In Italy surrogacy is illegal according to Law 40 of 2004, article 12, paragraph 6 which states that GPA “is punishable by imprisonment from three months to two years and a fine of 600,000 to one million euro”.
Recent debates took place in the Justice Commission on surrogacy (GPA), where the right-wing majority are aiming to turn the cause into a “universal offence” (i.e. an offence punishable in Italy even if undertaken in a country where GPA is legal). On the opposition front row, Alessandro Zan calls all of this a “legal obrobrio”, with the sole purpose to ongoingly discriminate against homogenous families.
But if Zan and the PD secretary Elly Schlein are in favour and open to dialogue, there’s a ‘reformist’ part of the Democratic Party that has already signed a petition to say no to the GPA: 514 signatures have been collected, confirming the dissent on the issue even within the Left.
“As the Constitutional Court has written,” reads the text of the petition, “surrogacy intolerably offends the dignity of women and deeply undermines human relations, supporting an unacceptable commodification of the body, often to the detriment of women who are more vulnerable economically and socially. We call on politicians to abide by these principles in confirming the ban on surrogacy in our country and, as the Constitutional Court emphasises, curbing the practice with an effort that also requires commitments at the international level. GPA is an intolerable practice and must be opposed in all spheres, starting with the European institutions and the UN”.
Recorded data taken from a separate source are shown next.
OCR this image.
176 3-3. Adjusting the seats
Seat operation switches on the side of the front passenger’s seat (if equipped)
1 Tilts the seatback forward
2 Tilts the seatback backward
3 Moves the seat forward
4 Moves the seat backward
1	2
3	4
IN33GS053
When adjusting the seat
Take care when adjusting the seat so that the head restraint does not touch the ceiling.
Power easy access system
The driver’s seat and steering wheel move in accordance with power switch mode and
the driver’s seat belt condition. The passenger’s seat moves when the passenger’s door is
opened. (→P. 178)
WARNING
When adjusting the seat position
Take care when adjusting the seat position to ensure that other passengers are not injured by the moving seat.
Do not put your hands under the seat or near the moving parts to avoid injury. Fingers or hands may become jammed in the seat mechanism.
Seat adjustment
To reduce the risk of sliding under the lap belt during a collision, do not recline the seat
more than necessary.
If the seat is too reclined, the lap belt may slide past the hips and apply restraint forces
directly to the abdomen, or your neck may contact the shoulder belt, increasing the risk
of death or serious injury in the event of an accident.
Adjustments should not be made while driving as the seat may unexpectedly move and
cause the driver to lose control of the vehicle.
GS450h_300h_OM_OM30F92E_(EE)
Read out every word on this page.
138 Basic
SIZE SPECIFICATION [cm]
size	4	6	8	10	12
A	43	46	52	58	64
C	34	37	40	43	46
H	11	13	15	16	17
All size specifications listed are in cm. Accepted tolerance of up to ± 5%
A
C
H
The petition was presented on the same day as a discussion in Parliament took place concerning the law that aims to punish GPA as a universal crime (expected in June). The day before saw the right-wing’s clear victory in local elections, with the secretary of the PD falling victim to friendly fire from her own party. “The timing is not related to the local elections,” pointed out Emilia Romagna Giuseppe Paruolo, regional councillor , and one of the petition’s promoters, “but to the fact that the parliamentary debate on surrogacy begins tomorrow.”
Zan fought in the Commission all night to thwart a right-wing party that wants to pass a law to criminalise rainbow families at any cost. But will his efforts be in vain?